El FBI detiene al héroe que frenó el ciberataque masivo de mayo

Marcus Hutchins. /E. C.
Marcus Hutchins. / E. C.

Marcus Hutchins fue arrestado en Los Ángeles tras dar dos conferencias sobre ciberseguridad

G. CUESTA

Marcus Hutchins, el héroe de 23 años que frenó el ciberataque masivo mundial del pasado 12 de mayo, ha sido detenido este miércoles por el FBI en Estados Unidos. El hacker que consiguió detener el Wannacry acudió a Defcon y Blackhat para explicar en estas conferencias de ciberseguridad su actuación. Allí en Las Vegas fue arrestado, aunque aún se desconocen los cargos de los que se le acusan.

«Estamos al tanto de la situación. No podemos comentar más», ha declarado a BBC el servicio de Ciberseguridad Nacional de Reino Unido, quienes han aclarado que el experto no forma parte de su plantilla ni trabaja para ellos, pero sí que colabora de manera puntual como hacen otros especialistas.

Mothherboard ha sido el primer medio en hacerse eco de la noticia tras haberse puesto en contacto con un amigo de Hutchins.
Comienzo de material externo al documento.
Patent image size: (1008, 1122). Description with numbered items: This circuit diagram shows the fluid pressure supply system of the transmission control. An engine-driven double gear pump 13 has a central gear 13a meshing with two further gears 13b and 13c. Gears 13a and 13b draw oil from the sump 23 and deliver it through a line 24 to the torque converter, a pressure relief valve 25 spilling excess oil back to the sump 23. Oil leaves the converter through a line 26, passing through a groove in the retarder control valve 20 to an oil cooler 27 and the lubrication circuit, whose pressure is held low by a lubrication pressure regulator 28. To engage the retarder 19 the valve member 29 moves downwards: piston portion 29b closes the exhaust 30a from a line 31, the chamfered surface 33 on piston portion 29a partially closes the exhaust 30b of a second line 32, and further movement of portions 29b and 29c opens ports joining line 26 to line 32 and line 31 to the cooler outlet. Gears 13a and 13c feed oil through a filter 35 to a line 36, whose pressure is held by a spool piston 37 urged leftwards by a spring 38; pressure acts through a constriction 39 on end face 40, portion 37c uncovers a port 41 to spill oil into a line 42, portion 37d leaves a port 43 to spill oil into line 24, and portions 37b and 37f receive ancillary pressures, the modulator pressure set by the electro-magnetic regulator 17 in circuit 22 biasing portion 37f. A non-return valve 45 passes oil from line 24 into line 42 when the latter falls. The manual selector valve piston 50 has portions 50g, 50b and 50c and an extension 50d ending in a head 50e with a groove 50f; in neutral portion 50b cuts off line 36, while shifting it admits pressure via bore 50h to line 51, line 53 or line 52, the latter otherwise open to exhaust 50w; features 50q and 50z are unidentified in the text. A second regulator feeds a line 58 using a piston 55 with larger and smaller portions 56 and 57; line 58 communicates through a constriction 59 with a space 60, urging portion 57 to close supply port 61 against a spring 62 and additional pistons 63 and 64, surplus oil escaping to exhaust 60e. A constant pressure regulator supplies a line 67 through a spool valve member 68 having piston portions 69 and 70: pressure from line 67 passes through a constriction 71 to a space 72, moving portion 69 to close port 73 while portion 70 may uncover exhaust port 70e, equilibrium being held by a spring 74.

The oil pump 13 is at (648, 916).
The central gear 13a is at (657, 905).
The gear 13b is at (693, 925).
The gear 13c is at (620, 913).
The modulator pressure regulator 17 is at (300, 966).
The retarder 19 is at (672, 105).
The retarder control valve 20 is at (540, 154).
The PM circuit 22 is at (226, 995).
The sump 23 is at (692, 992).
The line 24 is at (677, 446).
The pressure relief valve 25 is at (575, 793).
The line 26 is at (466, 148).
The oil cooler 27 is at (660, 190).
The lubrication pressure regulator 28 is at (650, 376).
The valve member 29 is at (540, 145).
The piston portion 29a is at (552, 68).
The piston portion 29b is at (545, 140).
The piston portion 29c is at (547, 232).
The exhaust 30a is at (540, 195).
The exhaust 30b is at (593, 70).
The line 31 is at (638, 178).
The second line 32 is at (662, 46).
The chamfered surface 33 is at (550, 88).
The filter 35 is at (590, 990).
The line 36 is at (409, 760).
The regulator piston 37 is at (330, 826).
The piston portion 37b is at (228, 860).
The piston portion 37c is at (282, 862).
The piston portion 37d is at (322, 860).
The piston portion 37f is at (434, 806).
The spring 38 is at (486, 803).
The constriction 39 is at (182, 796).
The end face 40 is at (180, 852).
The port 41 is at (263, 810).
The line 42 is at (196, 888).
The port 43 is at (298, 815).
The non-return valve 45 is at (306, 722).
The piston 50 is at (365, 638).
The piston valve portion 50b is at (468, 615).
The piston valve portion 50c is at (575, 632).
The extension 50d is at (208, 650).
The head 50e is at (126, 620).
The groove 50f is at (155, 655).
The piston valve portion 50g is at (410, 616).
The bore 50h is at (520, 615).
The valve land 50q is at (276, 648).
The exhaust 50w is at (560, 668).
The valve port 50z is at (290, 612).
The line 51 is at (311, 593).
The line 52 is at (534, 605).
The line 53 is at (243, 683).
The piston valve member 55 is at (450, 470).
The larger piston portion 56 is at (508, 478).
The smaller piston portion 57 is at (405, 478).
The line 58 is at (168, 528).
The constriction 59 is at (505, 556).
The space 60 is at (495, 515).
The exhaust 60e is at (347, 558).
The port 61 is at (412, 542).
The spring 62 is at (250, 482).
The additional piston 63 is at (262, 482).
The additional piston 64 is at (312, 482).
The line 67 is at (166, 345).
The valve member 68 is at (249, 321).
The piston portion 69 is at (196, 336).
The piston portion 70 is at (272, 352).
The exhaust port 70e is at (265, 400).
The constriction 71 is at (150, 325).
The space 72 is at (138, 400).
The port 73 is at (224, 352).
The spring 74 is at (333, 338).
El hacker habría sido llevado a un centro de Nevada para después ser trasladado a otro centro de detención. Según The Telegraph, que se ha puesto en contacto con la madre, no se conoce más información sobre el arresto.

Wannacry, el virus detenido por el hacker, afectó a hospitales de la red pública de Reino Unido, a Telefónica en España y a otras grandes corporaciones internacionales. El malware infectó a más de 230.000 ordenadores gracias a un agujero en Windows. Los atacantes pidieron 300 dólares en bitcoins para recuperar el control de la información. En compensación.

Botín desaparecido

Hutchins recibió 10.000 dólares -cantidad que donaría- como reconocimiento a su labor. La única pista con la detención tiene que ver con la billetera digital donde los atacantes depositaban el dinero recaudado. Los 140.000 dólares conseguidos por los autores del malware han desaparecido.

Hutchis utilizó un dominio alternativo a la web al que derivaban los atacantes, por lo que guió al tráfico de la infección a un callejón sin salida, a una dirección falsa que no llevaba a ninguna parte. Es la técnica denominada 'kill switch', un 'interruptor' que frenó la amenaza.